Notes from the edge.
Un espace pour écrire librement sur la technologie, la musique ainsi que les idées qui méritent d'exister hors des flux.
Je construis des choses que je n'ai pas encore le droit d'appeler terminées.
Un cabinet de sécurité qui n'existe pas encore vraiment. Un lab Active Directory à moitié déployé. Une foi pratiquée dans les marges d'une époque qui n'a plus de mots pour elle. Des maraudes le mercredi soir dans des rues que personne ne photographie.
Je suis quelqu'un qui apprend à casser des systèmes pour comprendre ce qui leur permet de tenir debout.
La fission nucléaire. Un réacteur qui s'emballe dans la nuit ukrainienne. Un réseau d'entreprise ouvert par une ligne de phishing. Les systèmes les plus dangereux sont ceux qu'on ne comprend pas. Et l'ignorance, dans ces domaines, ne se paye pas en points de retard.

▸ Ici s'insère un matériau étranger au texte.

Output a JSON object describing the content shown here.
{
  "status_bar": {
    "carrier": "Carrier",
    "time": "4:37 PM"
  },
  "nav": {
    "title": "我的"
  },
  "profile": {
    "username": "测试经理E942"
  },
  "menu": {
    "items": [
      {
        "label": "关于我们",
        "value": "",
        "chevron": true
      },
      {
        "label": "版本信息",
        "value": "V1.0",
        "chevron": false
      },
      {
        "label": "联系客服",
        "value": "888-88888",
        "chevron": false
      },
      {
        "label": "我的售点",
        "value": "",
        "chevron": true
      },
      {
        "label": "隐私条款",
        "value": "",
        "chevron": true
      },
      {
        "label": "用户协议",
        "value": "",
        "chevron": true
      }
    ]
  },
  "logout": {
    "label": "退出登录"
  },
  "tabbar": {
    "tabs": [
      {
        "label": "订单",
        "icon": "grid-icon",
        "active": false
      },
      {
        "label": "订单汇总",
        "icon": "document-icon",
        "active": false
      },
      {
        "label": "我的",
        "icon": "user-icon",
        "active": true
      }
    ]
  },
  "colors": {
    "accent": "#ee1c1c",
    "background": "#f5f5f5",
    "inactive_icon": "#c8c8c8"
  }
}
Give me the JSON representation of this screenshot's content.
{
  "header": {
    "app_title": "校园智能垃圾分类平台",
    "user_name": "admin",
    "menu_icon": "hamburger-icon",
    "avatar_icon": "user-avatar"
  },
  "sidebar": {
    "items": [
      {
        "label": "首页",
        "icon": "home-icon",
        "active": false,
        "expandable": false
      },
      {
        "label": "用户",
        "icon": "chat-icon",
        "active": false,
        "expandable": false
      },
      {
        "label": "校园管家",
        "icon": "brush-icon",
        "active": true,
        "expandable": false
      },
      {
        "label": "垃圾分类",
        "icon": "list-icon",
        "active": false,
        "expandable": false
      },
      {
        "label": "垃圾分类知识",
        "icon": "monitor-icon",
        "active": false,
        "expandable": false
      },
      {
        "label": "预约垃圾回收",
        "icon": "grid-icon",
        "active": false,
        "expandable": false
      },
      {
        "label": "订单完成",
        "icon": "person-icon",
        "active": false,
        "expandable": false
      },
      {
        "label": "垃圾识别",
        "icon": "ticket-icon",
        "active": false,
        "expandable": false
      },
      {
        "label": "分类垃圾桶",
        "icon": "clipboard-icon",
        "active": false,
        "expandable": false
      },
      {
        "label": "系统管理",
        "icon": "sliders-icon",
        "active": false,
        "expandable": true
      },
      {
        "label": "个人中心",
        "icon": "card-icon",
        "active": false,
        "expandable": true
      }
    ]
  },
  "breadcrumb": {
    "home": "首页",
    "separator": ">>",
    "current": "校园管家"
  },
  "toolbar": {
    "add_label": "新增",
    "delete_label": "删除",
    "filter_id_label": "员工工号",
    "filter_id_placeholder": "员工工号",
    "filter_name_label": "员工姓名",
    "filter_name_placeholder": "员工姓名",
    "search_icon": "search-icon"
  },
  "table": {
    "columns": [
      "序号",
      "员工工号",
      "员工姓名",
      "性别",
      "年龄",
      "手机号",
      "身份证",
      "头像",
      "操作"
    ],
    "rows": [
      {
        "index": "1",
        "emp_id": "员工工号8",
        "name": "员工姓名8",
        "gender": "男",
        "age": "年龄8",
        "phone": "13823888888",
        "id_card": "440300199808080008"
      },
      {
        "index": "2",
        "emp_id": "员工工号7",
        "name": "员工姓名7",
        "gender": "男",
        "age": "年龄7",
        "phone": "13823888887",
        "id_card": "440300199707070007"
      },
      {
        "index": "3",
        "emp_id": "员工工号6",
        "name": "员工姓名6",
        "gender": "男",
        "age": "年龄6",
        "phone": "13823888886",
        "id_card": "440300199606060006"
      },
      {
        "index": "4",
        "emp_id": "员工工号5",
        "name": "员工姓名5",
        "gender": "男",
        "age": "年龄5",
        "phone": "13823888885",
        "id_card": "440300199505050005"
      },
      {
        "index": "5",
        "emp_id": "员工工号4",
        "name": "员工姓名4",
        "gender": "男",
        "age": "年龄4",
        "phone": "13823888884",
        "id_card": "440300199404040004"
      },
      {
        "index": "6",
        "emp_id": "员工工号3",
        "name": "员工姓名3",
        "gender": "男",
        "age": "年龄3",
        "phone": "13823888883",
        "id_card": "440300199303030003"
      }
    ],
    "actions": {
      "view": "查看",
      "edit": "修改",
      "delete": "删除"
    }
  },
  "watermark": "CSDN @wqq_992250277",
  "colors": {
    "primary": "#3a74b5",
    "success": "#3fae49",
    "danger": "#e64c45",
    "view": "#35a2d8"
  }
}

Alors j'essaie de comprendre. Pas superficiellement — jusqu'au mécanisme. Jusqu'à l'atome, jusqu'au vecteur d'attaque, jusqu'au biais cognitif qui explique pourquoi quelqu'un a cliqué sur ce lien. Je démonte pièce par pièce pour savoir comment ça tient. Parce que si je ne comprends pas, mon cerveau comble le vide lui-même — et ce qu'il invente est toujours pire que la réalité.
J'aime aussi la musique. Les émotions qu'elle produit. Un beau morceau de piano qui accompagne une rédaction à la senteur des lys dans la pénombre au crépuscule procure une émotion très particulière.
Je ne suis pas encore ce que je serai. Mais je sais dans quelle direction je marche.
Toulouse pour l'instant. Ailleurs bientôt. En construction — comme tout ce qui vaut la peine d'être vu.